Meditación - 2021 septiembre 8
(Lectura de la Biblia en tres años: Isaías 51, 1 Tesalonicenses 2:1–6)
EL SEÑOR ES TODO LO QUE TENGO. ¡EN ÉL ESPERARÉ!
Pero algo más me viene a la memoria, lo cual me llena de esperanza: El gran amor del Señor nunca se acaba, y su compasión jamás se agota. Cada mañana se renuevan sus bondades; ¡muy grande es su fidelidad! Por tanto, digo: «El Señor es todo lo que tengo. ¡En él esperaré!»
Lamentaciones 3:21–24
La gran mayoría de los seres vivos de nuestro planeta nacen dotados con un mínimo de información que les permite sobrevivir desde su primer día. Aunque nacemos con conocimientos limitados que nos ayudan para sobrevivir en medio de las adversidades, venimos a este mundo con la conciencia de la existencia de Dios y de que nosotros somos pecadores merecedores del castigo eterno. Ese limitado conocimiento lógicamente nos lleva a la conclusión de que estamos bajo la ira divina y que de no ser resuelto ahora tendremos que padecer las consecuencias. Esta situación mueve a muchos a desarrollar actos y estrategias que pueda calmar la ira divina.
Lastimosamente todo eso no sirve para nada pues se lo realiza con el propósito de agradar a un dios que no existe. Pues el dios imaginario de la humanidad en general exige que merezcamos su perdón. Pero la Palabra de Dios dice: «Misericordioso y clemente es Jehová; lento para la ira y grande en misericordia. […] No ha hecho con nosotros conforme a nuestras maldades ni nos ha pagado conforme a nuestros pecados» (Salmos 103:8,10, RV1995). Es verdad, aunque merecemos toda la ira de Dios a causa de nuestros pecados y de nuestra maldad; él, en su misericordia, nos da el perdón por los méritos de su Hijo Jesucristo. Sin esa misericordia, hoy estaríamos ardiendo en el infierno eterno.
Por su misericordia Dios envió a su unigénito, el Señor Jesucristo, para que podamos ser salvos. Puesto que la justicia de Dios tenía que ser satisfecha fue necesario que Jesucristo asumiera la naturaleza humana para ser nuestro sustituto.

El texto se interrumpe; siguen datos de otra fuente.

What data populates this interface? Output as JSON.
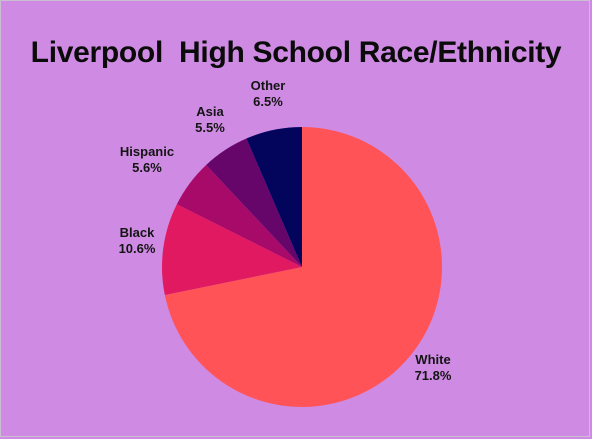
{
  "chart_data": {
    "type": "pie",
    "title": "Liverpool  High School Race/Ethnicity",
    "slices": [
      {
        "label": "White",
        "value": 71.8,
        "value_label": "71.8%",
        "color": "#ff5357"
      },
      {
        "label": "Black",
        "value": 10.6,
        "value_label": "10.6%",
        "color": "#e01961"
      },
      {
        "label": "Hispanic",
        "value": 5.6,
        "value_label": "5.6%",
        "color": "#a80a6a"
      },
      {
        "label": "Asia",
        "value": 5.5,
        "value_label": "5.5%",
        "color": "#66066a"
      },
      {
        "label": "Other",
        "value": 6.5,
        "value_label": "6.5%",
        "color": "#03055c"
      }
    ]
  }
}
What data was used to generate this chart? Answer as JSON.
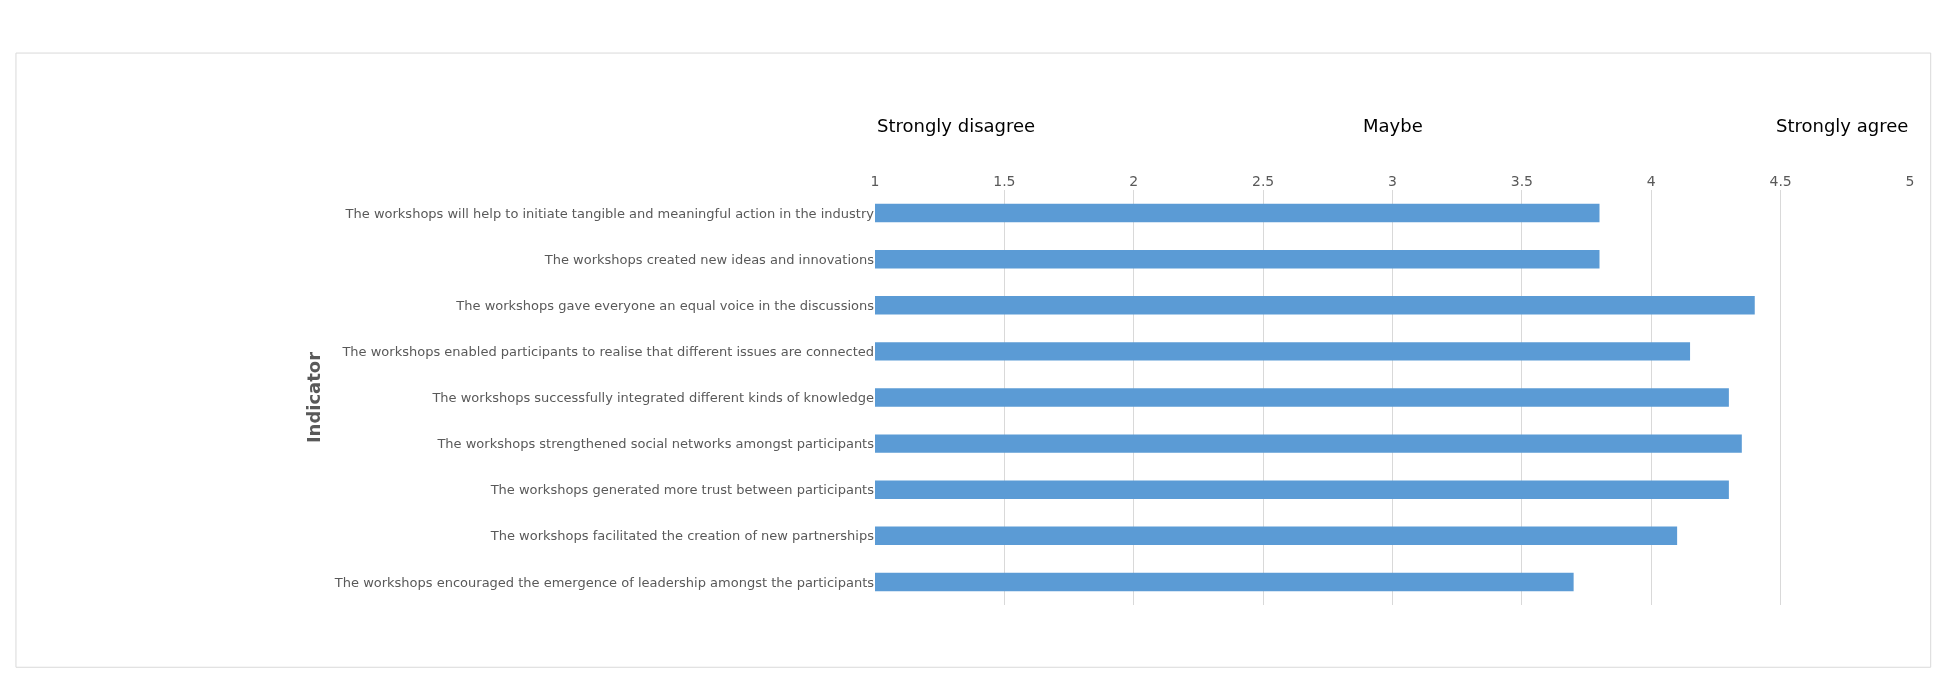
{
  "chart_data": {
    "type": "bar",
    "orientation": "horizontal",
    "ylabel": "Indicator",
    "categories": [
      "The workshops will help to initiate tangible and meaningful action in the industry",
      "The workshops created new ideas and innovations",
      "The workshops gave everyone an equal voice in the discussions",
      "The workshops enabled participants to realise that different issues are connected",
      "The workshops successfully integrated different kinds of knowledge",
      "The workshops strengthened social networks amongst participants",
      "The workshops generated more trust between participants",
      "The workshops facilitated the creation of new partnerships",
      "The workshops encouraged the emergence of leadership amongst the participants"
    ],
    "values": [
      3.8,
      3.8,
      4.4,
      4.15,
      4.3,
      4.35,
      4.3,
      4.1,
      3.7
    ],
    "color": "#5b9bd5",
    "xlim": [
      1,
      5
    ],
    "xticks": [
      1,
      1.5,
      2,
      2.5,
      3,
      3.5,
      4,
      4.5,
      5
    ],
    "grid": "x",
    "annotations": [
      "Strongly disagree",
      "Maybe",
      "Strongly agree"
    ]
  }
}
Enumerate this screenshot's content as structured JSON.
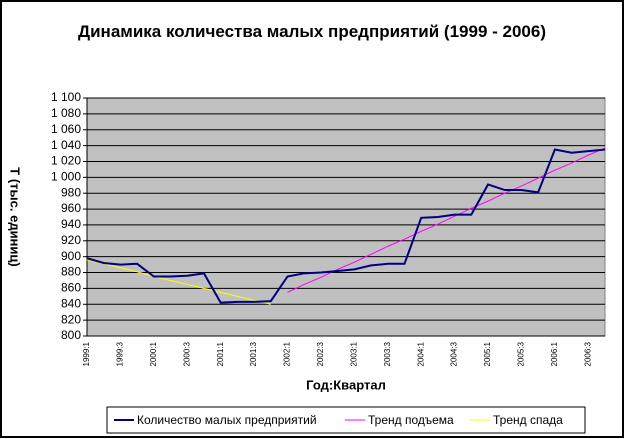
{
  "chart_data": {
    "type": "line",
    "title": "Динамика количества малых предприятий (1999 - 2006)",
    "ylabel": "Т (тыс. единиц)",
    "xlabel": "Год:Квартал",
    "categories": [
      "1999:1",
      null,
      "1999:3",
      null,
      "2000:1",
      null,
      "2000:3",
      null,
      "2001:1",
      null,
      "2001:3",
      null,
      "2002:1",
      null,
      "2002:3",
      null,
      "2003:1",
      null,
      "2003:3",
      null,
      "2004:1",
      null,
      "2004:3",
      null,
      "2005:1",
      null,
      "2005:3",
      null,
      "2006:1",
      null,
      "2006:3",
      null
    ],
    "series": [
      {
        "name": "Количество малых предприятий",
        "color": "#000080",
        "values": [
          898,
          892,
          890,
          891,
          875,
          875,
          876,
          879,
          842,
          843,
          843,
          844,
          875,
          879,
          880,
          882,
          884,
          889,
          891,
          891,
          949,
          950,
          953,
          953,
          991,
          984,
          984,
          981,
          1035,
          1031,
          1033,
          1035
        ]
      },
      {
        "name": "Тренд подъема",
        "color": "#ff00ff",
        "values": [
          null,
          null,
          null,
          null,
          null,
          null,
          null,
          null,
          null,
          null,
          null,
          null,
          855,
          865,
          874,
          884,
          893,
          903,
          913,
          922,
          932,
          941,
          951,
          961,
          970,
          980,
          989,
          999,
          1009,
          1018,
          1028,
          1037
        ]
      },
      {
        "name": "Тренд спада",
        "color": "#ffff00",
        "values": [
          896,
          891,
          886,
          881,
          875,
          870,
          865,
          860,
          855,
          850,
          845,
          840,
          null,
          null,
          null,
          null,
          null,
          null,
          null,
          null,
          null,
          null,
          null,
          null,
          null,
          null,
          null,
          null,
          null,
          null,
          null,
          null
        ]
      }
    ],
    "ylim": [
      800,
      1100
    ],
    "yticks": [
      800,
      820,
      840,
      860,
      880,
      900,
      920,
      940,
      960,
      980,
      {
        "value": 1000,
        "label": "1 000"
      },
      {
        "value": 1020,
        "label": "1 020"
      },
      {
        "value": 1040,
        "label": "1 040"
      },
      {
        "value": 1060,
        "label": "1 060"
      },
      {
        "value": 1080,
        "label": "1 080"
      },
      {
        "value": 1100,
        "label": "1 100"
      }
    ],
    "grid": true,
    "plot_background": "#c0c0c0",
    "legend": "bottom"
  }
}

Él obedeció activa y perfectamente toda la ley de Dios, en lugar de nosotros que no podemos obedecerla perfectamente como lo demanda la santidad divina. Puesto que hemos pecado, es justo que padezcamos por la eternidad el castigo que merecemos en el infierno. Pero Cristo, como nuestro sustituto, recibió en la cruz el castigo por los pecados de cada ser humano, para que todos puedan tener acceso gratuito a la vida eterna. Por tanto, digo: «El Señor es todo lo que tengo. ¡En él esperaré!»
Oración:
Señor, confieso que he pecado mucho en mis pensamientos, y también por lo malo que hice y por lo bueno que no hice; y que por eso merezco toda tu ira, el castigo eterno. Te doy gracias porque Jesucristo fue mi sustituto, tanto al obedecer perfectamente en lugar mío, como al morir para el perdón de mis pecados. Todo el mérito es absolutamente tuyo. Amén.